J'opine, à bout de souffle.

Je me décolle du mur et lui lance le livre que j'avais coincé sous mon bras. Elle le réceptionne entre ses mains, avant de rejeter la tête en arrière dans une expiration libératrice.

— Ah... ! Merci ! Je n'avais pas du tout envie de redescendre.

D'un saut, je la rejoins sur son lit. Nous nous cachons des garçons. Leur habitude de se bagarrer me sort par les yeux, tout comme Achille et Suzanne, qui nous demandent de l'aide dans la maison toutes les cinq minutes. Je me suis d'ailleurs échappée de justesse lorsque Suzanne s'apprêtait à me donner une nouvelle corvée.

Je décapuchonne mon stylo et commence enfin la grille de sudoku, arrachée d'un magazine qui traînait, qui saura me calmer.

Deux coups sur la porte font apparaître David, ordinateur en main.

— C'est vous qui avez changé le mot passe du Wi-Fi ? demande-t-il.

Je relève la tête. Son intonation n'était pas très claire et je ne sais s'il s'agit d'une accusation ou de simple curiosité. Soleïane, assise à son bureau, les jambes en l'air, repose Dracula.

— Je ne sais même pas où est la box, lui rétorque-t-elle.

J'interviens :

— Dans le bureau. Et si quelqu'un l'a changé, c'est sans doute Achille ou Suzanne qui désespèrent de vous faire descendre dans la cuisine parce qu'ils vous ont appelé il y a dix minutes pour les aider à faire la vaisselle.

David ne dit rien, mais il fait un pas en avant et s'assied en tailleur sur le sol de la chambre, l'ordinateur sur les genoux. Comme la veille, il est vêtu d'un pantalon noir, mais cette fois-ci il porte un t-shirt portrayant un troll de jeux vidéo.

— 'Fin, de toute façon, ce n'est pas un problème pour moi, je l'ai déjà craqué. C'est plus pour Chris que c'est embêtant.

— Nia nia nia, répond l'intéressé en surgissant du couloir. Ça va, j'ai d'autres choses à faire que de coder toute la journée. Tu me donnes le nouveau mot de passe ?

— Deux secondes, rétorque David absorbé par sa tâche.

— T'as du papier ? demande Chris à ma sœur.

— Ouais.

Elle ouvre un tiroir et sort un bloc de post-it . À la vue de sa jambe plâtrée, Chris fait l'effort de marcher jusqu'à elle pour aller le récupérer.

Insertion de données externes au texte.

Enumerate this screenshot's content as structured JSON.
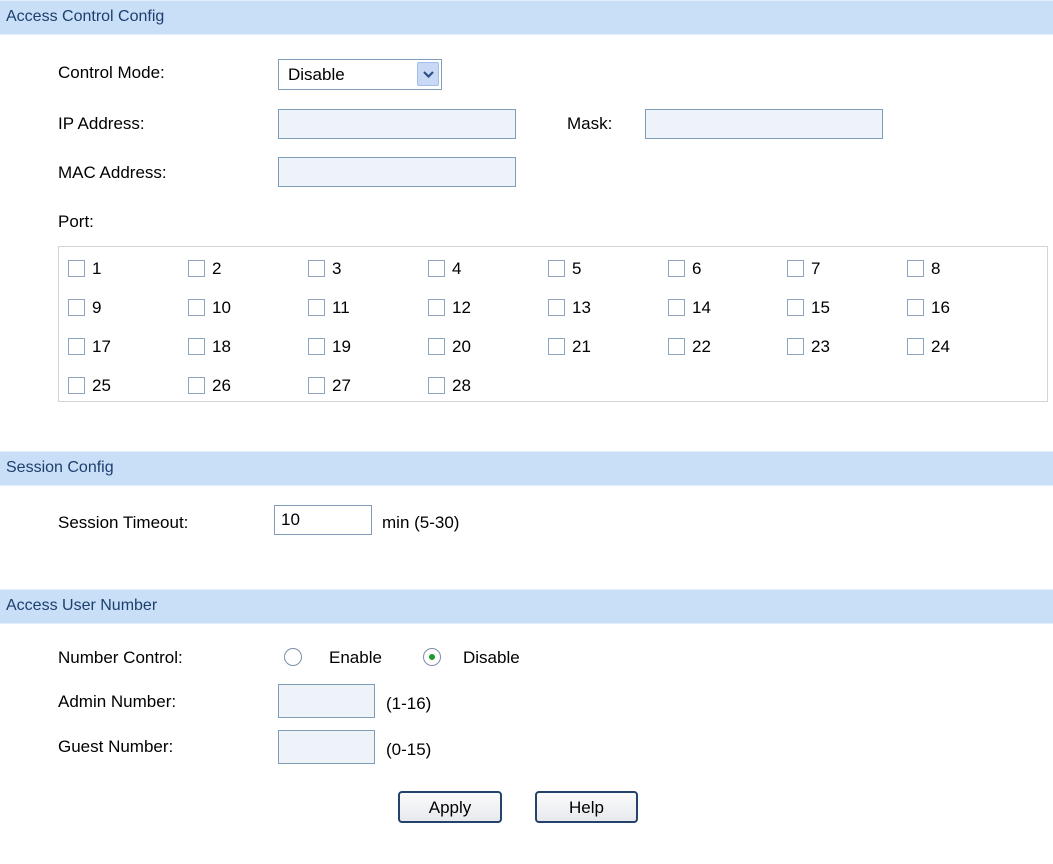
{
  "sections": {
    "access_control": "Access Control Config",
    "session": "Session Config",
    "user_number": "Access User Number"
  },
  "access_control": {
    "control_mode_label": "Control Mode:",
    "control_mode_value": "Disable",
    "ip_label": "IP Address:",
    "ip_value": "",
    "mask_label": "Mask:",
    "mask_value": "",
    "mac_label": "MAC Address:",
    "mac_value": "",
    "port_label": "Port:",
    "ports": [
      "1",
      "2",
      "3",
      "4",
      "5",
      "6",
      "7",
      "8",
      "9",
      "10",
      "11",
      "12",
      "13",
      "14",
      "15",
      "16",
      "17",
      "18",
      "19",
      "20",
      "21",
      "22",
      "23",
      "24",
      "25",
      "26",
      "27",
      "28"
    ],
    "ports_checked": []
  },
  "session": {
    "timeout_label": "Session Timeout:",
    "timeout_value": "10",
    "timeout_unit": "min (5-30)"
  },
  "user_number": {
    "control_label": "Number Control:",
    "enable_label": "Enable",
    "disable_label": "Disable",
    "selected": "Disable",
    "admin_label": "Admin Number:",
    "admin_value": "",
    "admin_range": "(1-16)",
    "guest_label": "Guest Number:",
    "guest_value": "",
    "guest_range": "(0-15)"
  },
  "buttons": {
    "apply": "Apply",
    "help": "Help"
  },
  "colors": {
    "header_bg": "#c9def7",
    "header_text": "#1c3f6e",
    "radio_selected": "#1f9a2f"
  }
}
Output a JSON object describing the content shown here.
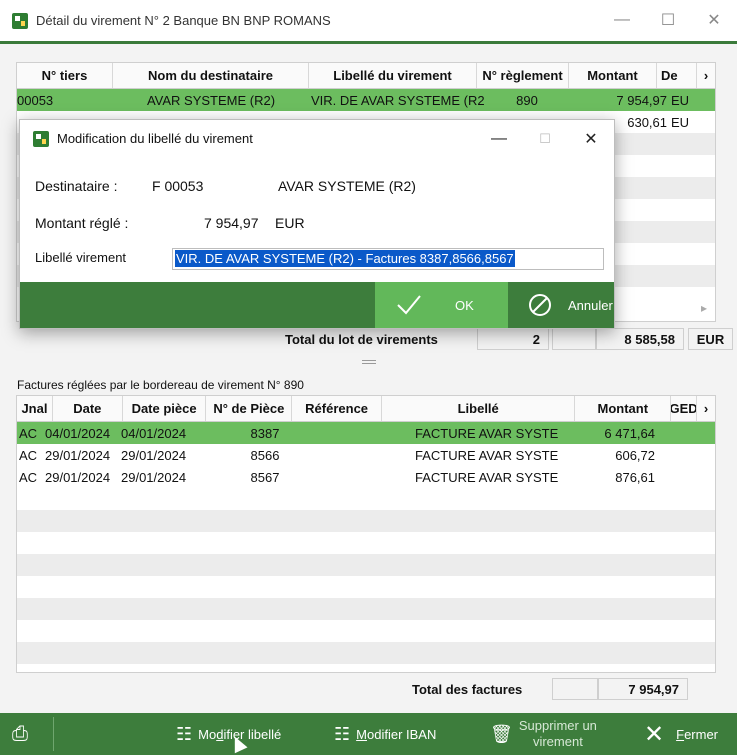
{
  "window": {
    "title": "Détail du virement N° 2 Banque BN BNP ROMANS",
    "controls": {
      "minimize": "—",
      "maximize": "☐",
      "close": "✕"
    }
  },
  "top_table": {
    "columns": [
      "N° tiers",
      "Nom du destinataire",
      "Libellé du virement",
      "N° règlement",
      "Montant",
      "De"
    ],
    "rows": [
      {
        "tiers": "00053",
        "nom": "AVAR SYSTEME (R2)",
        "libelle": "VIR. DE AVAR SYSTEME (R2",
        "reglement": "890",
        "montant": "7 954,97",
        "devise": "EU"
      },
      {
        "tiers": "",
        "nom": "",
        "libelle": "",
        "reglement": "",
        "montant": "630,61",
        "devise": "EU"
      }
    ],
    "total_label": "Total du lot de virements",
    "total_count": "2",
    "total_amount": "8 585,58",
    "total_currency": "EUR"
  },
  "section_label": "Factures réglées par le bordereau de virement N° 890",
  "bottom_table": {
    "columns": [
      "Jnal",
      "Date",
      "Date pièce",
      "N° de Pièce",
      "Référence",
      "Libellé",
      "Montant",
      "GED"
    ],
    "rows": [
      {
        "jnal": "AC",
        "date": "04/01/2024",
        "date_piece": "04/01/2024",
        "piece": "8387",
        "ref": "",
        "libelle": "FACTURE AVAR SYSTE",
        "montant": "6 471,64"
      },
      {
        "jnal": "AC",
        "date": "29/01/2024",
        "date_piece": "29/01/2024",
        "piece": "8566",
        "ref": "",
        "libelle": "FACTURE AVAR SYSTE",
        "montant": "606,72"
      },
      {
        "jnal": "AC",
        "date": "29/01/2024",
        "date_piece": "29/01/2024",
        "piece": "8567",
        "ref": "",
        "libelle": "FACTURE AVAR SYSTE",
        "montant": "876,61"
      }
    ],
    "total_label": "Total des factures",
    "total_amount": "7 954,97"
  },
  "toolbar": {
    "modifier_libelle": {
      "prefix": "Mo",
      "accel": "d",
      "suffix": "ifier libellé"
    },
    "modifier_iban": {
      "accel": "M",
      "suffix": "odifier IBAN"
    },
    "supprimer_line1": "Supprimer un",
    "supprimer_line2": "virement",
    "fermer": {
      "accel": "F",
      "suffix": "ermer"
    }
  },
  "modal": {
    "title": "Modification du libellé du virement",
    "destinataire_label": "Destinataire :",
    "destinataire_code": "F 00053",
    "destinataire_nom": "AVAR SYSTEME (R2)",
    "montant_label": "Montant réglé :",
    "montant_value": "7 954,97",
    "montant_currency": "EUR",
    "libelle_label": "Libellé virement",
    "libelle_value": "VIR. DE AVAR SYSTEME (R2) - Factures 8387,8566,8567",
    "ok_label": "OK",
    "cancel_label": "Annuler"
  },
  "colors": {
    "brand_green": "#3d7d3c",
    "row_selected": "#6cbd5f",
    "selection_blue": "#0a59c9"
  }
}
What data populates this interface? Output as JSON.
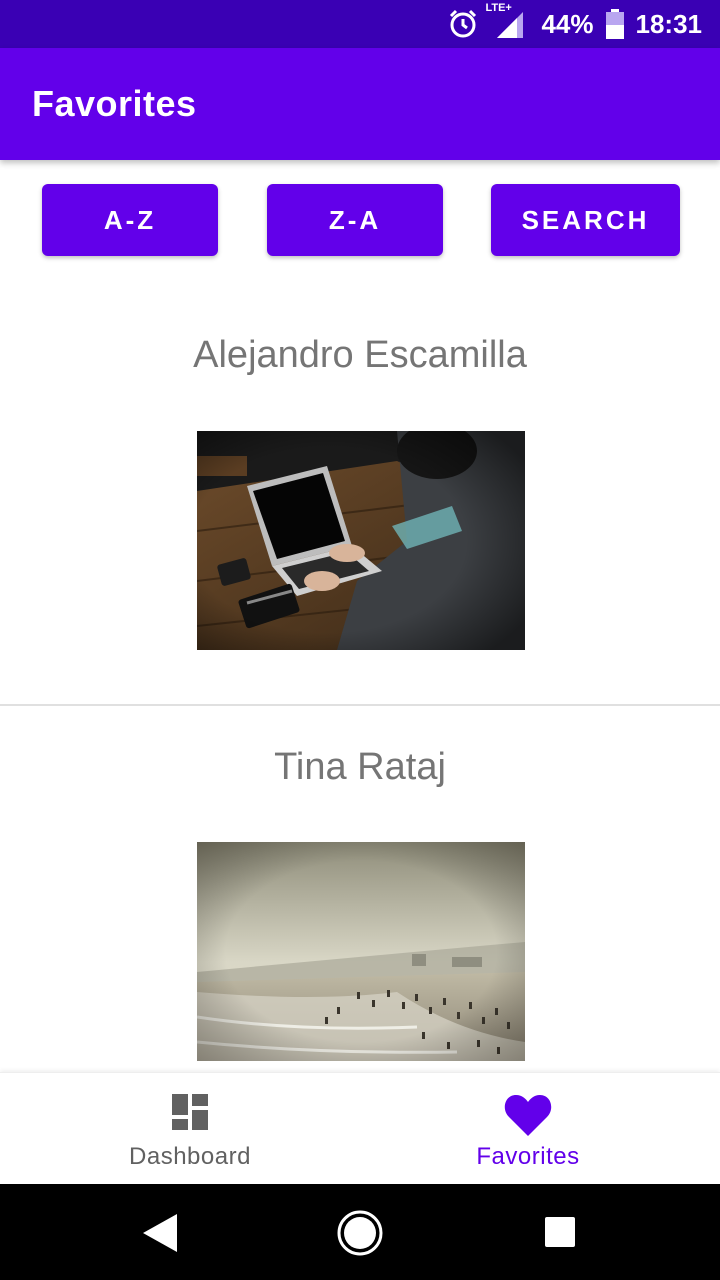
{
  "status_bar": {
    "alarm_icon": "alarm-icon",
    "signal_icon": "signal-lte-icon",
    "network_label": "LTE+",
    "battery_percent": "44%",
    "battery_icon": "battery-icon",
    "time": "18:31"
  },
  "app_bar": {
    "title": "Favorites"
  },
  "sort_buttons": {
    "az_label": "A-Z",
    "za_label": "Z-A",
    "search_label": "SEARCH"
  },
  "favorites": [
    {
      "author": "Alejandro Escamilla",
      "photo": "laptop-desk-photo"
    },
    {
      "author": "Tina Rataj",
      "photo": "beach-photo"
    }
  ],
  "bottom_nav": {
    "items": [
      {
        "label": "Dashboard",
        "icon": "dashboard-icon",
        "active": false
      },
      {
        "label": "Favorites",
        "icon": "heart-icon",
        "active": true
      }
    ]
  },
  "system_nav": {
    "back_icon": "back-icon",
    "home_icon": "home-icon",
    "recents_icon": "recents-icon"
  },
  "colors": {
    "primary": "#6200ea",
    "status_bar": "#3a00b4",
    "inactive_nav": "#616161",
    "name_text": "#757575"
  }
}
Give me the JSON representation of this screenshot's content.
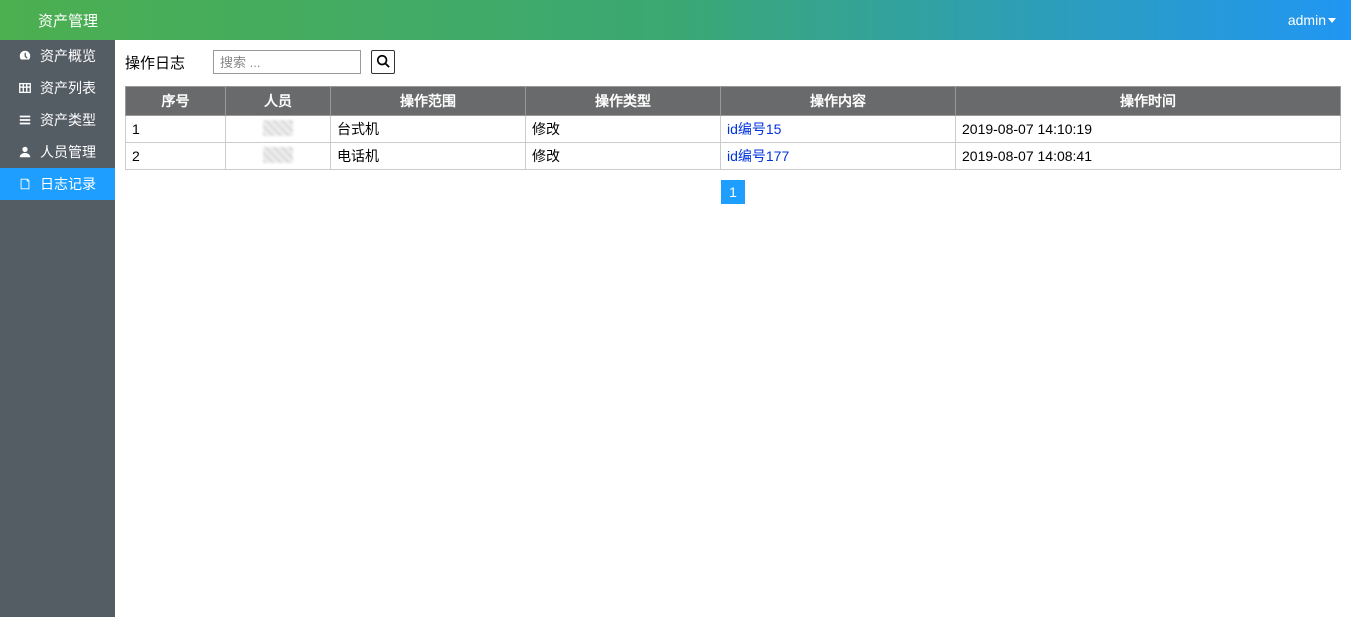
{
  "header": {
    "title": "资产管理",
    "user": "admin"
  },
  "sidebar": {
    "items": [
      {
        "label": "资产概览",
        "icon": "dashboard-icon"
      },
      {
        "label": "资产列表",
        "icon": "list-icon"
      },
      {
        "label": "资产类型",
        "icon": "category-icon"
      },
      {
        "label": "人员管理",
        "icon": "person-icon"
      },
      {
        "label": "日志记录",
        "icon": "log-icon"
      }
    ],
    "active_index": 4
  },
  "main": {
    "title": "操作日志",
    "search_placeholder": "搜索 ...",
    "table": {
      "headers": [
        "序号",
        "人员",
        "操作范围",
        "操作类型",
        "操作内容",
        "操作时间"
      ],
      "rows": [
        {
          "seq": "1",
          "person": "",
          "scope": "台式机",
          "type": "修改",
          "content": "id编号15",
          "time": "2019-08-07 14:10:19"
        },
        {
          "seq": "2",
          "person": "",
          "scope": "电话机",
          "type": "修改",
          "content": "id编号177",
          "time": "2019-08-07 14:08:41"
        }
      ]
    },
    "pagination": {
      "current": "1"
    }
  }
}
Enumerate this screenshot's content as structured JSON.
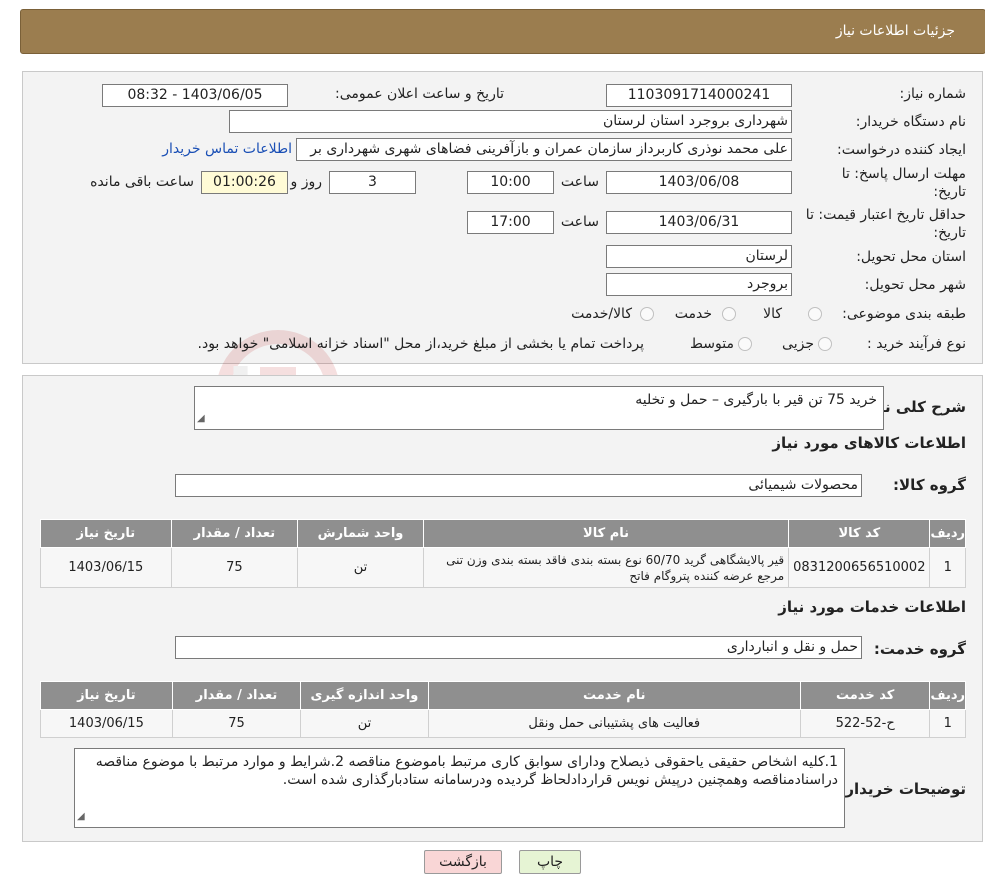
{
  "header": {
    "title": "جزئیات اطلاعات نیاز"
  },
  "info": {
    "need_number_label": "شماره نیاز:",
    "need_number": "1103091714000241",
    "announce_label": "تاریخ و ساعت اعلان عمومی:",
    "announce_value": "1403/06/05 - 08:32",
    "buyer_label": "نام دستگاه خریدار:",
    "buyer_value": "شهرداری بروجرد استان لرستان",
    "creator_label": "ایجاد کننده درخواست:",
    "creator_value": "علی محمد نوذری کاربرداز سازمان عمران و بازآفرینی فضاهای شهری شهرداری بر",
    "contact_link": "اطلاعات تماس خریدار",
    "deadline_label_1": "مهلت ارسال پاسخ: تا",
    "deadline_label_2": "تاریخ:",
    "deadline_date": "1403/06/08",
    "time_label": "ساعت",
    "deadline_time": "10:00",
    "days_value": "3",
    "days_label": "روز و",
    "remaining_value": "01:00:26",
    "remaining_label": "ساعت باقی مانده",
    "validity_label_1": "حداقل تاریخ اعتبار قیمت: تا",
    "validity_label_2": "تاریخ:",
    "validity_date": "1403/06/31",
    "validity_time_label": "ساعت",
    "validity_time": "17:00",
    "province_label": "استان محل تحویل:",
    "province_value": "لرستان",
    "city_label": "شهر محل تحویل:",
    "city_value": "بروجرد",
    "category_label": "طبقه بندی موضوعی:",
    "category_options": [
      "کالا",
      "خدمت",
      "کالا/خدمت"
    ],
    "process_label": "نوع فرآیند خرید :",
    "process_options": [
      "جزیی",
      "متوسط"
    ],
    "process_note": "پرداخت تمام یا بخشی از مبلغ خرید،از محل \"اسناد خزانه اسلامی\" خواهد بود."
  },
  "details": {
    "summary_label": "شرح کلی نیاز:",
    "summary_value": "خرید 75 تن قیر با بارگیری – حمل و تخلیه",
    "goods_section": "اطلاعات کالاهای مورد نیاز",
    "goods_group_label": "گروه کالا:",
    "goods_group_value": "محصولات شیمیائی",
    "goods_table": {
      "headers": [
        "ردیف",
        "کد کالا",
        "نام کالا",
        "واحد شمارش",
        "تعداد / مقدار",
        "تاریخ نیاز"
      ],
      "rows": [
        [
          "1",
          "0831200656510002",
          "قیر پالایشگاهی گرید 60/70 نوع بسته بندی فاقد بسته بندی وزن تنی مرجع عرضه کننده پتروگام فاتح",
          "تن",
          "75",
          "1403/06/15"
        ]
      ]
    },
    "services_section": "اطلاعات خدمات مورد نیاز",
    "service_group_label": "گروه خدمت:",
    "service_group_value": "حمل و نقل و انبارداری",
    "services_table": {
      "headers": [
        "ردیف",
        "کد خدمت",
        "نام خدمت",
        "واحد اندازه گیری",
        "تعداد / مقدار",
        "تاریخ نیاز"
      ],
      "rows": [
        [
          "1",
          "ح-52-522",
          "فعالیت های پشتیبانی حمل ونقل",
          "تن",
          "75",
          "1403/06/15"
        ]
      ]
    },
    "buyer_notes_label": "توضیحات خریدار:",
    "buyer_notes_value": "1.کلیه اشخاص حقیقی یاحقوقی ذیصلاح ودارای سوابق کاری مرتبط باموضوع مناقصه 2.شرایط و موارد مرتبط با موضوع مناقصه دراسنادمناقصه وهمچنین درپیش نویس قراردادلحاظ گردیده ودرسامانه ستادبارگذاری شده است."
  },
  "buttons": {
    "print": "چاپ",
    "back": "بازگشت"
  },
  "colors": {
    "header": "#9b7d4f",
    "link": "#1a4fb5",
    "yellow_box": "#fffbd6",
    "back_button": "#f9d6d6",
    "print_button": "#e6f4d4"
  }
}
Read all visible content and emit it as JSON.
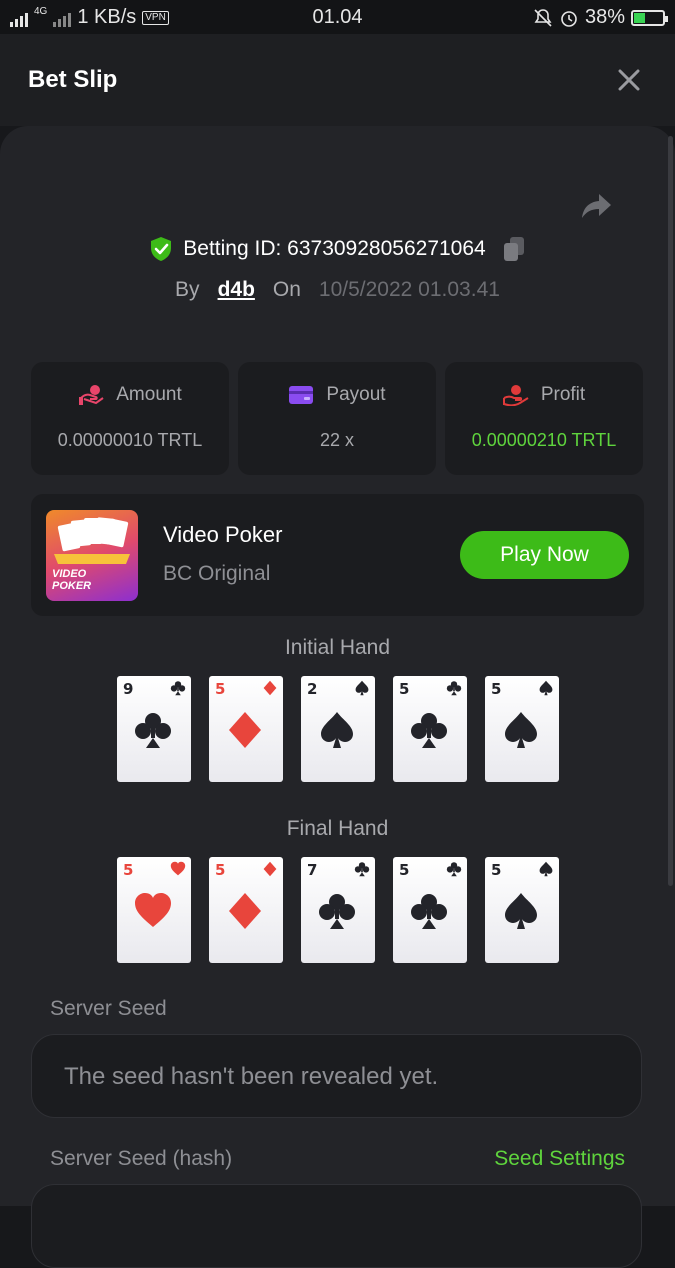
{
  "status": {
    "net_type": "4G",
    "speed": "1 KB/s",
    "vpn": "VPN",
    "time": "01.04",
    "battery": "38%"
  },
  "header": {
    "title": "Bet Slip"
  },
  "bet": {
    "id_label": "Betting ID: 63730928056271064",
    "by_label": "By",
    "user": "d4b",
    "on_label": "On",
    "date": "10/5/2022 01.03.41"
  },
  "stats": {
    "amount_label": "Amount",
    "amount_value": "0.00000010 TRTL",
    "payout_label": "Payout",
    "payout_value": "22 x",
    "profit_label": "Profit",
    "profit_value": "0.00000210 TRTL"
  },
  "game": {
    "name": "Video Poker",
    "sub": "BC Original",
    "play_label": "Play Now",
    "thumb_text": "VIDEO POKER"
  },
  "initial_hand": {
    "title": "Initial Hand",
    "cards": [
      {
        "rank": "9",
        "suit": "club"
      },
      {
        "rank": "5",
        "suit": "diamond"
      },
      {
        "rank": "2",
        "suit": "spade"
      },
      {
        "rank": "5",
        "suit": "club"
      },
      {
        "rank": "5",
        "suit": "spade"
      }
    ]
  },
  "final_hand": {
    "title": "Final Hand",
    "cards": [
      {
        "rank": "5",
        "suit": "heart"
      },
      {
        "rank": "5",
        "suit": "diamond"
      },
      {
        "rank": "7",
        "suit": "club"
      },
      {
        "rank": "5",
        "suit": "club"
      },
      {
        "rank": "5",
        "suit": "spade"
      }
    ]
  },
  "seed": {
    "server_seed_label": "Server Seed",
    "server_seed_placeholder": "The seed hasn't been revealed yet.",
    "server_seed_hash_label": "Server Seed (hash)",
    "seed_settings_label": "Seed Settings"
  },
  "colors": {
    "accent_green": "#3dbb18",
    "text_green": "#5fd43d",
    "red_suit": "#e8453c",
    "black_suit": "#23242a"
  }
}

Quand il se retrouve face à moi, je lui tends mon stylo. Il s'arrête et l'accepte, parce qu'il est clair que ça risque d'être difficile d'écrire quoi que ce soit sans.

— Désolé, je ne savais que j'avais autant tiré sur ton poignet.

Je regarde l'attelle. « Tiré », je dirais plutôt broyé, oui ! Il extirpe délicatement l'objet d'entre mes doigts en évitant mon regard, caché derrière ses cheveux noirs en bataille. Je hausse les épaules.

— J'avais déjà mal avant.

— Tu t'es fait quoi ? demande gentiment David, alors que son frère recopie, par-dessus son épaule, le nouveau mot de passe.

— Je suis tombée, dis-je simplement, ne sachant pas s'ils sont au courant de ce qui nous est arrivé.

— Je veux bien un exemplaire aussi, dit Soleïane à l'attention des garçons.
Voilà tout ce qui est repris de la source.